Before the LHC could restart, each accelerator in the CERN complex had to be prepared for another year of physics data taking. Beginning with Linac4, which welcomed its first beam two months ago, each accelerator has gone through a phase of beam commissioning in which it is gradually set up and optimised to be able to control all aspects of the beam, from its energy and intensity to its size and stability. During this phase researchers also test the accelerator’s performance and address any issues before it is used for physics. Following Linac4, which contains the source of protons for the beam, each accelerator was commissioned in turn: the Proton Synchrotron Booster, the Proton Synchrotron, the Super Proton Synchrotron, and finally the LHC from 8 March until 5 April. The whole complex is now ready for data taking.

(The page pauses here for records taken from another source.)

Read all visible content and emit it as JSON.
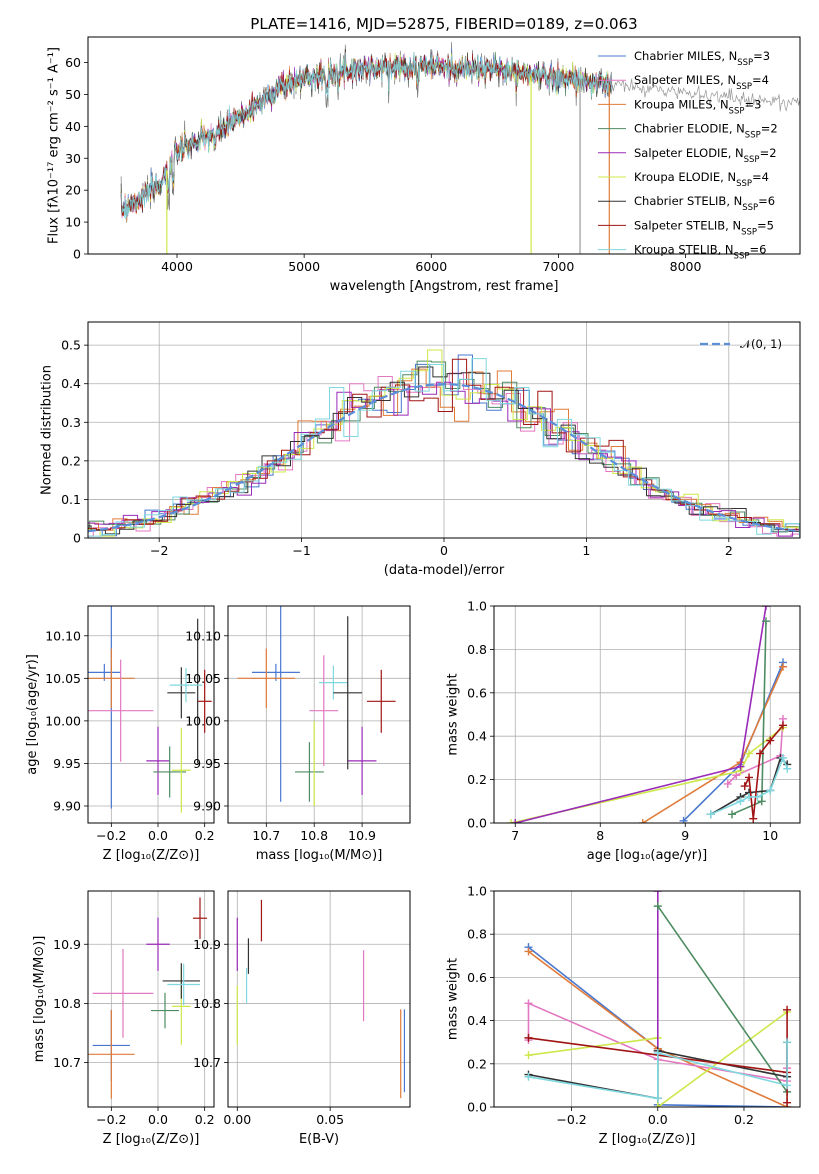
{
  "chart_data": [
    {
      "id": "spectrum",
      "type": "line",
      "title": "PLATE=1416, MJD=52875, FIBERID=0189, z=0.063",
      "xlabel": "wavelength [Angstrom, rest frame]",
      "ylabel": "Flux [fλ10⁻¹⁷ erg cm⁻² s⁻¹ A⁻¹]",
      "xlim": [
        3300,
        8900
      ],
      "ylim": [
        0,
        68
      ],
      "x_ticks": [
        4000,
        5000,
        6000,
        7000,
        8000
      ],
      "y_ticks": [
        0,
        10,
        20,
        30,
        40,
        50,
        60
      ],
      "grid": false,
      "legend_position": "top-right",
      "continuum_trend": {
        "x": [
          3550,
          3700,
          3850,
          4000,
          4200,
          4400,
          4600,
          4800,
          5000,
          5200,
          5400,
          5600,
          5800,
          6000,
          6200,
          6500,
          6800,
          7100,
          7400
        ],
        "y": [
          14,
          17,
          21,
          32,
          36,
          40,
          46,
          52,
          55,
          57,
          58,
          58,
          59,
          59,
          58,
          58,
          56,
          55,
          53
        ]
      },
      "series": [
        {
          "name": "Chabrier MILES, N_SSP=3",
          "color": "#4878d0"
        },
        {
          "name": "Salpeter MILES, N_SSP=4",
          "color": "#e377c2"
        },
        {
          "name": "Kroupa MILES, N_SSP=3",
          "color": "#e07b39"
        },
        {
          "name": "Chabrier ELODIE, N_SSP=2",
          "color": "#4e8c62"
        },
        {
          "name": "Salpeter ELODIE, N_SSP=2",
          "color": "#9a2ab8"
        },
        {
          "name": "Kroupa ELODIE, N_SSP=4",
          "color": "#cde84a"
        },
        {
          "name": "Chabrier STELIB, N_SSP=6",
          "color": "#333333"
        },
        {
          "name": "Salpeter STELIB, N_SSP=5",
          "color": "#a11414"
        },
        {
          "name": "Kroupa STELIB, N_SSP=6",
          "color": "#7fd8e0"
        }
      ]
    },
    {
      "id": "residuals",
      "type": "histogram",
      "xlabel": "(data-model)/error",
      "ylabel": "Normed distribution",
      "xlim": [
        -2.5,
        2.5
      ],
      "ylim": [
        0,
        0.56
      ],
      "x_ticks": [
        -2,
        -1,
        0,
        1,
        2
      ],
      "y_ticks": [
        0.0,
        0.1,
        0.2,
        0.3,
        0.4,
        0.5
      ],
      "grid": true,
      "legend_position": "top-right",
      "reference_curve": {
        "name": "𝒩(0, 1)",
        "mu": 0,
        "sigma": 1,
        "color": "#5b8fd9"
      }
    },
    {
      "id": "age-vs-Z",
      "type": "errorbar",
      "xlabel": "Z [log₁₀(Z/Z⊙)]",
      "ylabel": "age  [log₁₀(age/yr)]",
      "xlim": [
        -0.3,
        0.24
      ],
      "ylim": [
        9.88,
        10.135
      ],
      "x_ticks": [
        -0.2,
        0.0,
        0.2
      ],
      "y_ticks": [
        9.9,
        9.95,
        10.0,
        10.05,
        10.1
      ],
      "x_tick_labels": [
        "−0.2",
        "0.0",
        "0.2"
      ],
      "y_tick_labels": [
        "9.90",
        "9.95",
        "10.00",
        "10.05",
        "10.10"
      ],
      "grid": true,
      "points": [
        {
          "x": -0.23,
          "y": 10.057,
          "xerr": 0.07,
          "yerr": 0.01,
          "color": "#4878d0"
        },
        {
          "x": -0.2,
          "y": 10.057,
          "xerr": 0.0,
          "yerr": 0.16,
          "color": "#4878d0"
        },
        {
          "x": -0.2,
          "y": 10.05,
          "xerr": 0.1,
          "yerr": 0.035,
          "color": "#e07b39"
        },
        {
          "x": -0.16,
          "y": 10.012,
          "xerr": 0.14,
          "yerr": 0.06,
          "color": "#e377c2"
        },
        {
          "x": 0.0,
          "y": 9.953,
          "xerr": 0.05,
          "yerr": 0.04,
          "color": "#9a2ab8"
        },
        {
          "x": 0.05,
          "y": 9.94,
          "xerr": 0.07,
          "yerr": 0.03,
          "color": "#4e8c62"
        },
        {
          "x": 0.1,
          "y": 9.942,
          "xerr": 0.04,
          "yerr": 0.05,
          "color": "#cde84a"
        },
        {
          "x": 0.1,
          "y": 10.033,
          "xerr": 0.06,
          "yerr": 0.03,
          "color": "#333333"
        },
        {
          "x": 0.17,
          "y": 10.035,
          "xerr": 0.0,
          "yerr": 0.085,
          "color": "#333333"
        },
        {
          "x": 0.12,
          "y": 10.042,
          "xerr": 0.07,
          "yerr": 0.02,
          "color": "#7fd8e0"
        },
        {
          "x": 0.2,
          "y": 10.023,
          "xerr": 0.03,
          "yerr": 0.037,
          "color": "#a11414"
        }
      ]
    },
    {
      "id": "age-vs-mass",
      "type": "errorbar",
      "xlabel": "mass [log₁₀(M/M⊙)]",
      "ylabel": "",
      "xlim": [
        10.62,
        11.0
      ],
      "ylim": [
        9.88,
        10.135
      ],
      "x_ticks": [
        10.7,
        10.8,
        10.9
      ],
      "y_ticks": [
        9.9,
        9.95,
        10.0,
        10.05,
        10.1
      ],
      "x_tick_labels": [
        "10.7",
        "10.8",
        "10.9"
      ],
      "y_tick_labels": [
        "9.90",
        "9.95",
        "10.00",
        "10.05",
        "10.10"
      ],
      "grid": true,
      "points": [
        {
          "x": 10.72,
          "y": 10.057,
          "xerr": 0.05,
          "yerr": 0.01,
          "color": "#4878d0"
        },
        {
          "x": 10.73,
          "y": 10.06,
          "xerr": 0.0,
          "yerr": 0.155,
          "color": "#4878d0"
        },
        {
          "x": 10.7,
          "y": 10.05,
          "xerr": 0.06,
          "yerr": 0.035,
          "color": "#e07b39"
        },
        {
          "x": 10.82,
          "y": 10.012,
          "xerr": 0.03,
          "yerr": 0.065,
          "color": "#e377c2"
        },
        {
          "x": 10.79,
          "y": 9.94,
          "xerr": 0.03,
          "yerr": 0.035,
          "color": "#4e8c62"
        },
        {
          "x": 10.8,
          "y": 9.95,
          "xerr": 0.0,
          "yerr": 0.05,
          "color": "#cde84a"
        },
        {
          "x": 10.9,
          "y": 9.953,
          "xerr": 0.03,
          "yerr": 0.04,
          "color": "#9a2ab8"
        },
        {
          "x": 10.84,
          "y": 10.045,
          "xerr": 0.03,
          "yerr": 0.02,
          "color": "#7fd8e0"
        },
        {
          "x": 10.87,
          "y": 10.033,
          "xerr": 0.03,
          "yerr": 0.09,
          "color": "#333333"
        },
        {
          "x": 10.94,
          "y": 10.023,
          "xerr": 0.03,
          "yerr": 0.037,
          "color": "#a11414"
        }
      ]
    },
    {
      "id": "weight-vs-age",
      "type": "line",
      "xlabel": "age  [log₁₀(age/yr)]",
      "ylabel": "mass weight",
      "xlim": [
        6.75,
        10.35
      ],
      "ylim": [
        0,
        1
      ],
      "x_ticks": [
        7,
        8,
        9,
        10
      ],
      "y_ticks": [
        0.0,
        0.2,
        0.4,
        0.6,
        0.8,
        1.0
      ],
      "x_tick_labels": [
        "7",
        "8",
        "9",
        "10"
      ],
      "y_tick_labels": [
        "0.0",
        "0.2",
        "0.4",
        "0.6",
        "0.8",
        "1.0"
      ],
      "grid": true,
      "series": [
        {
          "color": "#4878d0",
          "x": [
            8.98,
            9.65,
            10.15
          ],
          "y": [
            0.01,
            0.27,
            0.74
          ]
        },
        {
          "color": "#e07b39",
          "x": [
            8.5,
            9.65,
            10.15
          ],
          "y": [
            0.0,
            0.28,
            0.72
          ]
        },
        {
          "color": "#e377c2",
          "x": [
            9.5,
            9.6,
            10.12,
            10.15
          ],
          "y": [
            0.18,
            0.22,
            0.31,
            0.48
          ]
        },
        {
          "color": "#cde84a",
          "x": [
            6.95,
            9.65,
            9.75,
            10.15
          ],
          "y": [
            0.0,
            0.24,
            0.32,
            0.44
          ]
        },
        {
          "color": "#9a2ab8",
          "x": [
            7.0,
            9.65,
            9.95
          ],
          "y": [
            0.0,
            0.26,
            1.0
          ]
        },
        {
          "color": "#4e8c62",
          "x": [
            9.55,
            9.9,
            9.95
          ],
          "y": [
            0.04,
            0.1,
            0.93
          ]
        },
        {
          "color": "#333333",
          "x": [
            9.3,
            9.65,
            9.75,
            10.0,
            10.12,
            10.2
          ],
          "y": [
            0.04,
            0.12,
            0.14,
            0.15,
            0.3,
            0.27
          ]
        },
        {
          "color": "#a11414",
          "x": [
            9.7,
            9.75,
            9.8,
            9.88,
            10.0,
            10.15
          ],
          "y": [
            0.17,
            0.21,
            0.02,
            0.32,
            0.38,
            0.45
          ]
        },
        {
          "color": "#7fd8e0",
          "x": [
            9.3,
            9.65,
            9.75,
            9.85,
            10.0,
            10.15,
            10.2
          ],
          "y": [
            0.04,
            0.1,
            0.12,
            0.12,
            0.15,
            0.3,
            0.25
          ]
        }
      ]
    },
    {
      "id": "mass-vs-Z",
      "type": "errorbar",
      "xlabel": "Z [log₁₀(Z/Z⊙)]",
      "ylabel": "mass [log₁₀(M/M⊙)]",
      "xlim": [
        -0.3,
        0.24
      ],
      "ylim": [
        10.625,
        10.99
      ],
      "x_ticks": [
        -0.2,
        0.0,
        0.2
      ],
      "y_ticks": [
        10.7,
        10.8,
        10.9
      ],
      "x_tick_labels": [
        "−0.2",
        "0.0",
        "0.2"
      ],
      "y_tick_labels": [
        "10.7",
        "10.8",
        "10.9"
      ],
      "grid": true,
      "points": [
        {
          "x": -0.2,
          "y": 10.729,
          "xerr": 0.08,
          "yerr": 0.06,
          "color": "#4878d0"
        },
        {
          "x": -0.2,
          "y": 10.714,
          "xerr": 0.1,
          "yerr": 0.075,
          "color": "#e07b39"
        },
        {
          "x": -0.15,
          "y": 10.817,
          "xerr": 0.13,
          "yerr": 0.075,
          "color": "#e377c2"
        },
        {
          "x": 0.0,
          "y": 10.9,
          "xerr": 0.05,
          "yerr": 0.045,
          "color": "#9a2ab8"
        },
        {
          "x": 0.03,
          "y": 10.788,
          "xerr": 0.06,
          "yerr": 0.03,
          "color": "#4e8c62"
        },
        {
          "x": 0.1,
          "y": 10.795,
          "xerr": 0.04,
          "yerr": 0.065,
          "color": "#cde84a"
        },
        {
          "x": 0.1,
          "y": 10.838,
          "xerr": 0.08,
          "yerr": 0.03,
          "color": "#333333"
        },
        {
          "x": 0.11,
          "y": 10.832,
          "xerr": 0.07,
          "yerr": 0.035,
          "color": "#7fd8e0"
        },
        {
          "x": 0.18,
          "y": 10.944,
          "xerr": 0.03,
          "yerr": 0.035,
          "color": "#a11414"
        }
      ]
    },
    {
      "id": "mass-vs-EBV",
      "type": "errorbar",
      "xlabel": "E(B-V)",
      "ylabel": "",
      "xlim": [
        -0.005,
        0.093
      ],
      "ylim": [
        10.625,
        10.99
      ],
      "x_ticks": [
        0.0,
        0.05
      ],
      "y_ticks": [
        10.7,
        10.8,
        10.9
      ],
      "x_tick_labels": [
        "0.00",
        "0.05"
      ],
      "y_tick_labels": [
        "10.7",
        "10.8",
        "10.9"
      ],
      "grid": true,
      "points": [
        {
          "x": 0.0,
          "y": 10.9,
          "xerr": 0.0,
          "yerr": 0.045,
          "color": "#9a2ab8"
        },
        {
          "x": 0.0,
          "y": 10.78,
          "xerr": 0.0,
          "yerr": 0.05,
          "color": "#cde84a"
        },
        {
          "x": 0.005,
          "y": 10.83,
          "xerr": 0.0,
          "yerr": 0.03,
          "color": "#7fd8e0"
        },
        {
          "x": 0.006,
          "y": 10.88,
          "xerr": 0.0,
          "yerr": 0.03,
          "color": "#333333"
        },
        {
          "x": 0.013,
          "y": 10.94,
          "xerr": 0.0,
          "yerr": 0.035,
          "color": "#a11414"
        },
        {
          "x": 0.068,
          "y": 10.83,
          "xerr": 0.0,
          "yerr": 0.06,
          "color": "#e377c2"
        },
        {
          "x": 0.088,
          "y": 10.715,
          "xerr": 0.0,
          "yerr": 0.075,
          "color": "#e07b39"
        },
        {
          "x": 0.09,
          "y": 10.72,
          "xerr": 0.0,
          "yerr": 0.07,
          "color": "#4878d0"
        }
      ]
    },
    {
      "id": "weight-vs-Z",
      "type": "line",
      "xlabel": "Z [log₁₀(Z/Z⊙)]",
      "ylabel": "mass weight",
      "xlim": [
        -0.38,
        0.33
      ],
      "ylim": [
        0,
        1
      ],
      "x_ticks": [
        -0.2,
        0.0,
        0.2
      ],
      "y_ticks": [
        0.0,
        0.2,
        0.4,
        0.6,
        0.8,
        1.0
      ],
      "x_tick_labels": [
        "−0.2",
        "0.0",
        "0.2"
      ],
      "y_tick_labels": [
        "0.0",
        "0.2",
        "0.4",
        "0.6",
        "0.8",
        "1.0"
      ],
      "grid": true,
      "series": [
        {
          "color": "#4878d0",
          "x": [
            -0.3,
            0.0,
            0.0,
            0.3
          ],
          "y": [
            0.74,
            0.27,
            0.01,
            0.0
          ]
        },
        {
          "color": "#e07b39",
          "x": [
            -0.3,
            0.0,
            0.3
          ],
          "y": [
            0.72,
            0.27,
            0.0
          ]
        },
        {
          "color": "#e377c2",
          "x": [
            -0.3,
            -0.3,
            0.0,
            0.3,
            0.3
          ],
          "y": [
            0.31,
            0.48,
            0.22,
            0.12,
            0.18
          ]
        },
        {
          "color": "#cde84a",
          "x": [
            -0.3,
            0.0,
            0.0,
            0.3
          ],
          "y": [
            0.24,
            0.32,
            0.0,
            0.44
          ]
        },
        {
          "color": "#9a2ab8",
          "x": [
            0.0,
            0.0
          ],
          "y": [
            0.26,
            1.0
          ]
        },
        {
          "color": "#4e8c62",
          "x": [
            0.0,
            0.3
          ],
          "y": [
            0.93,
            0.07
          ]
        },
        {
          "color": "#333333",
          "x": [
            -0.3,
            0.0,
            0.0,
            0.3,
            0.3
          ],
          "y": [
            0.15,
            0.04,
            0.26,
            0.14,
            0.3
          ]
        },
        {
          "color": "#a11414",
          "x": [
            -0.3,
            0.3,
            0.3,
            0.3
          ],
          "y": [
            0.32,
            0.16,
            0.45,
            0.02
          ]
        },
        {
          "color": "#7fd8e0",
          "x": [
            -0.3,
            0.0,
            0.0,
            0.3,
            0.3
          ],
          "y": [
            0.14,
            0.04,
            0.25,
            0.1,
            0.3
          ]
        }
      ]
    }
  ]
}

Back to the CCC. While stable beams are the goal, the CCC engineers must first take several steps to achieve them. First, they must inject the beams into the LHC from the previous accelerators in the chain. Then begins the ramp-up process, which involves increasing the beam energy up to the nominal energy of 6.8 TeV. The next step – shown as “flat top” on LHC Page 1 – is where the energy in the beams is consistent, but they’re not quite ready yet. In order to achieve stable beams, the circulating beams must then be “squeezed” and adjusted using the LHC magnets. This involves making the beams narrower and more centred on their paths, and therefore more likely to produce a high number of collisions in the detectors. Only after the squeezing and adjustment has been completed can stable beams be declared and the experiments around the LHC begin their data taking.